How Poor Were We?
Tuesday, December 22nd, 2009
So poor the mice scampered next door
for three squares a day
and didn’t hurry back,
afraid they’d be eaten.
No, we couldnt even afford a stray cat.
We dressed in each other’s
hand-me-down clothes – threads
by the time they got to me.
My best friend was a skinny cockroach,
too weak to crawl to the neighbors.
We told each other bedtime tales -
his about crumbs, mine about delusions.
A teacher threatened to send me home
one day when I fell asleep in her class.
She relented when I told her my folks
had sent me off as their only hope.
I was so thin I fit in the pencil sharpener,
couldn’t slap chalk from the board erasers.
Then, the miracle meat Spam was discovered.
A cure? If only we’d owned a can opener.
(Published in the Fall 2005 issue of the Parnassus Literary Journal)

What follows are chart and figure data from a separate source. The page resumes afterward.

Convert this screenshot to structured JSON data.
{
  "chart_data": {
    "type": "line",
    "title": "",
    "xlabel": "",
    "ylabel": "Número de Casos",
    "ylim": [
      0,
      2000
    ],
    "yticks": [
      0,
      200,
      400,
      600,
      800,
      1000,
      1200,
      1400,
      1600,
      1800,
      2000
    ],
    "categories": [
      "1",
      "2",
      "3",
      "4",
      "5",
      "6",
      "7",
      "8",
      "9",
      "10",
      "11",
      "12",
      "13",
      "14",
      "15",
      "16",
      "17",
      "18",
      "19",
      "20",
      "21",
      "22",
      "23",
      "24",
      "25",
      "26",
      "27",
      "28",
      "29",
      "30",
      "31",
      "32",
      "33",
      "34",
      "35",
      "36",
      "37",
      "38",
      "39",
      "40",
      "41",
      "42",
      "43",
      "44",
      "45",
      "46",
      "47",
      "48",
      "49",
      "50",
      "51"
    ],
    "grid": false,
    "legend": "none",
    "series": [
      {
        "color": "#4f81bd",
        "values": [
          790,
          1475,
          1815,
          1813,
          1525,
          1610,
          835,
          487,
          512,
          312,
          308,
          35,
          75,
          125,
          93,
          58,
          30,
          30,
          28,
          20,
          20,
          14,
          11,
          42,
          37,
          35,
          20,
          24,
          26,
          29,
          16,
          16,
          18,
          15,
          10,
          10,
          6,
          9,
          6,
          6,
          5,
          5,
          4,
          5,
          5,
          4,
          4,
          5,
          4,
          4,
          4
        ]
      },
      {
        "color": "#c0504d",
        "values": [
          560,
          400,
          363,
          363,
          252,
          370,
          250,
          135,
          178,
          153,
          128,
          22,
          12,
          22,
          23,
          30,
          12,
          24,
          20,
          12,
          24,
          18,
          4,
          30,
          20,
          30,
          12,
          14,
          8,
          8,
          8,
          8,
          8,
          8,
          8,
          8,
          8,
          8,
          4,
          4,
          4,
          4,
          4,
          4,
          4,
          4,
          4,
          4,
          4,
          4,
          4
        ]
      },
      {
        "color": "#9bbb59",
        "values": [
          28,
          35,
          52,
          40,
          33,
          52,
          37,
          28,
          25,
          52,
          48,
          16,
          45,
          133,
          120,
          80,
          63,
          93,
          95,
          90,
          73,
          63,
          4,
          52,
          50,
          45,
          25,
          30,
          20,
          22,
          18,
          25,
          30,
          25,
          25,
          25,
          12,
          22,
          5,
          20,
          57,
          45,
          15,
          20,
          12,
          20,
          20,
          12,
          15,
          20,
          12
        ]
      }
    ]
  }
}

Note: Hyperbole? Of course. Or was it? We were poor, but in those days, the late Thirties and early Forties, almost everyone was poor. We just didn’t know we were, all of us pretty much lookalikes in the neighborhood. One advantage I and my siblings had over most: we ate well each day, our mother a wonderful cook, Dad the provider. Our days often started with a huge mound of boiled rice, topped with butter, salt, pepper and crunchy bacon rolled into bits with our hands. An Oklahoma luxury, we were told. Got us going in the morning, sustained us throughout school hours. Oh, yes, we did befriend the cockroaches and mice, all non-paying boarders in Mom’s boarding house. Seemed to go with the territory there in D.C. All of us survived tough times, mice and roaches included.